Nevertheless, Shaw is full of hope for the future.
“This generation, the people under 35 are freed of so much nonsense that we were full of,” she says. “I can’t wait until they are in charge. They are going to save the planet, clean it up and maybe share some of its wealth.”
It all comes down to education, Shaw suggests. To tackle poverty and inequality? Educate women. “The biggest indicator of a child’s success is the education of the mother. Wouldn’t you think that would give us a clue about what we should do?”
To the noise around Brexit, improve history teaching. “I would add our close neighbour Ireland’s history to the syllabus. Even the basics of the Good Friday Agreement would be so useful,” says Shaw, who was born and raised in Cork. “We should learn the history of the Empire because the last throes of Empire are causing such irrationality. And we need to learn the Second World War again because of the rise in Anti-Semitism.

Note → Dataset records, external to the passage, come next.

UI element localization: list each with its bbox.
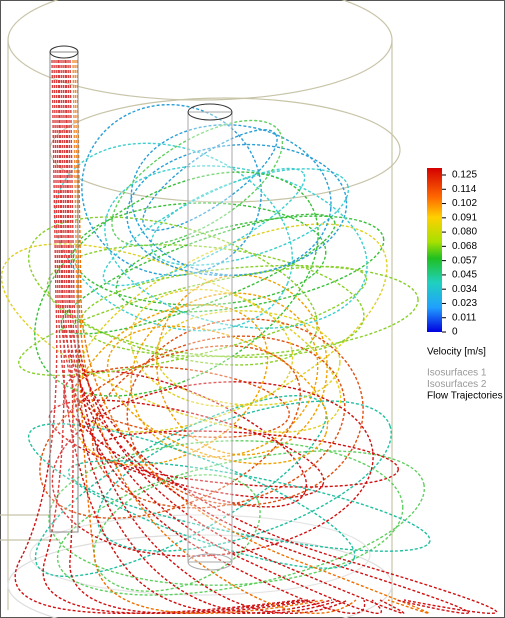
legend-tick-label: 0.068 xyxy=(452,241,477,252)
legend-tick-label: 0.057 xyxy=(452,255,477,266)
legend-item: Isosurfaces 1 xyxy=(427,368,487,379)
viewport: 0.125 0.114 0.102 0.091 0.080 0.068 0.057 0.045… xyxy=(0,0,505,618)
legend-tick-label: 0 xyxy=(452,327,458,338)
legend-item: Flow Trajectories 1 xyxy=(427,391,505,402)
legend-tick-label: 0.080 xyxy=(452,227,477,238)
legend-item: Isosurfaces 2 xyxy=(427,379,487,390)
legend-tick-label: 0.045 xyxy=(452,270,477,281)
legend-tick-label: 0.102 xyxy=(452,198,477,209)
legend-tick-label: 0.114 xyxy=(452,184,477,195)
page: 0.125 0.114 0.102 0.091 0.080 0.068 0.057 0.045… xyxy=(0,0,505,618)
legend-tick-label: 0.011 xyxy=(452,312,477,323)
legend-tick-label: 0.034 xyxy=(452,284,477,295)
color-bar xyxy=(427,168,442,332)
legend-tick-label: 0.091 xyxy=(452,212,477,223)
legend-title: Velocity [m/s] xyxy=(427,347,486,358)
legend-tick-label: 0.023 xyxy=(452,298,477,309)
legend-tick-label: 0.125 xyxy=(452,170,477,181)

We need to go on learning. When you know stories about other people you are less frightened of them.”
The Big Issue is a multi award-winning magazine, edited by the British Society of Magazine Editors (BSME) current Editor of the Year.
Lately, Shaw has been educating herself on fossils ahead of joining Saoirse Ronan and Kate Winslet in Ammonite, a story of sexuality and palaeontology.
“It is directed by Francis Lee. He did God’s Own Country last year, a film of such devastating, skin-peeling honesty. It was poetic,” says Shaw, who is keeping her summer free for filming Killing Eve 3 once it is greenlit. “They are all real characters. Based on their letters, he has invented a parallel universe you can neither confirm nor deny.”
First, though, Shaw has more news to catch up on. “The really good thing about where we are now is that you can see the mess,” she says. “I have to read all these books but I keep checking to see what the next instalment is. I’m riveted! I’m riveted!”